The advertisements don’t say much, but they get the point across: Essure is a permanent form of birth control and it’s gentle on the system. You may not learn a lot of details from the television commercial, but r obstetricians/gynecologists are starting to use this procedure more frequently. Many prefer it to tubal ligation, which requires surgery and some recovery.
Permanent Sterilization
“It’s our preferred method of sterilization,” says Dr. Douglas Toussaint, of Toussaint Obstetrics and Gynecology in Morris, Illinois.
Toussaint says he is now performing more Essure procedures than tubal ligations for his patients. However, he cautions that a woman has to be completely sure she won’t change her mind about having children in the future. “It is a permanent sterilization,” he said. “It cannot be reversed as some tubal ligations can.”
Toussaint says that even in vitro fertilization (IVF) will not avail the patient who wants to conceive after having the Essure procedure. There is no turning back. So, a patient must be really sure it’s what she wants before she decides to have the procedure.
No Drawbacks
Other than its permanence, Toussaint says there are no drawbacks. He isn’t seeing very many side effects and not one of the procedures he has performed have failed. His patients are in love with Essure. The procedure is simple and there is zero time spent in recovery.
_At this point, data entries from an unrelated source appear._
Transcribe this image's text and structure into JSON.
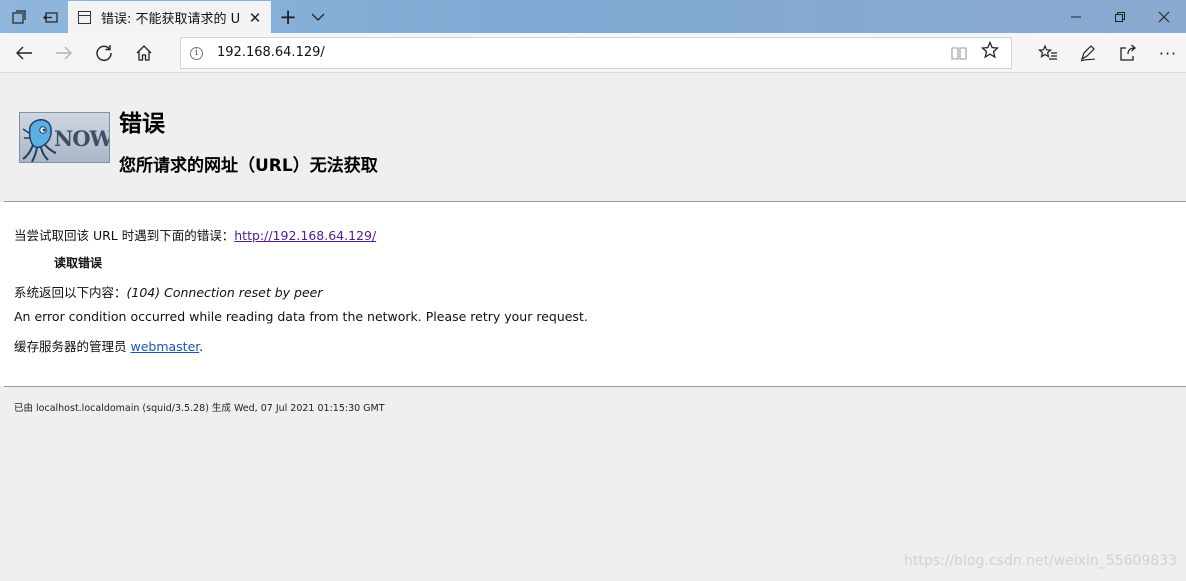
{
  "browser": {
    "tab": {
      "title": "错误: 不能获取请求的 U"
    },
    "address": {
      "url": "192.168.64.129/"
    },
    "icons": {
      "tab_set_aside": "tabs-icon",
      "tab_back": "set-aside-icon",
      "new_tab": "plus-icon",
      "tab_list": "chevron-down-icon",
      "minimize": "minimize-icon",
      "restore": "restore-icon",
      "close": "close-icon",
      "back": "back-arrow-icon",
      "forward": "forward-arrow-icon",
      "refresh": "refresh-icon",
      "home": "home-icon",
      "info": "info-icon",
      "reading_view": "reading-view-icon",
      "favorite": "star-icon",
      "favorites_hub": "favorites-list-icon",
      "notes": "pen-icon",
      "share": "share-icon",
      "more": "more-icon"
    }
  },
  "page": {
    "title": "错误",
    "subtitle": "您所请求的网址（URL）无法获取",
    "logo_text": "NOW",
    "attempt_prefix": "当尝试取回该 URL 时遇到下面的错误：",
    "attempt_url": "http://192.168.64.129/",
    "error_name": "读取错误",
    "system_prefix": "系统返回以下内容：",
    "system_message": "(104) Connection reset by peer",
    "description": "An error condition occurred while reading data from the network. Please retry your request.",
    "admin_prefix": "缓存服务器的管理员 ",
    "admin_link": "webmaster",
    "admin_suffix": ".",
    "footer": "已由 localhost.localdomain (squid/3.5.28) 生成 Wed, 07 Jul 2021 01:15:30 GMT",
    "watermark": "https://blog.csdn.net/weixin_55609833"
  },
  "colors": {
    "titlebar": "#8fb7dc",
    "visited_link": "#551a8b",
    "link": "#1a56b0"
  }
}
Women are able to go back to work the day after having the procedure.
In the Essure procedure, a barrier is created inside a woman’s fallopian tubes. In the normal course of the reproductive cycle, eggs move from the ovaries down the fallopian tubes and on into the uterus. If sperm should make contact with the eggs while they are in the fallopian tubes, the eggs may become fertilized and will then implant in the uterus where they grow into babies.
When the physician performs the Essure technique, he guides a flexible soft insert into the vagina and through to a woman’s uterus where he threads the insert into each of her fallopian tubes, one after the other. By way of the insert, the doctor places a narrow coil made of metal into each tube. The entire procedure takes only 10-20 minutes.
A Success!
After the procedure, scar tissue will form around the coil since it senses it as a foreign body. As the scar tissue forms, the openings in the fallopian tubes become blocked so that neither egg nor sperm may journey through them. Three months after the Essure procedure, the physician will inject dye into the uterus. An x-ray will be taken to check that the dye stays inside the uterus and has no exit by which it can leak out. Assuming the dye stays put, the procedure is deemed a success.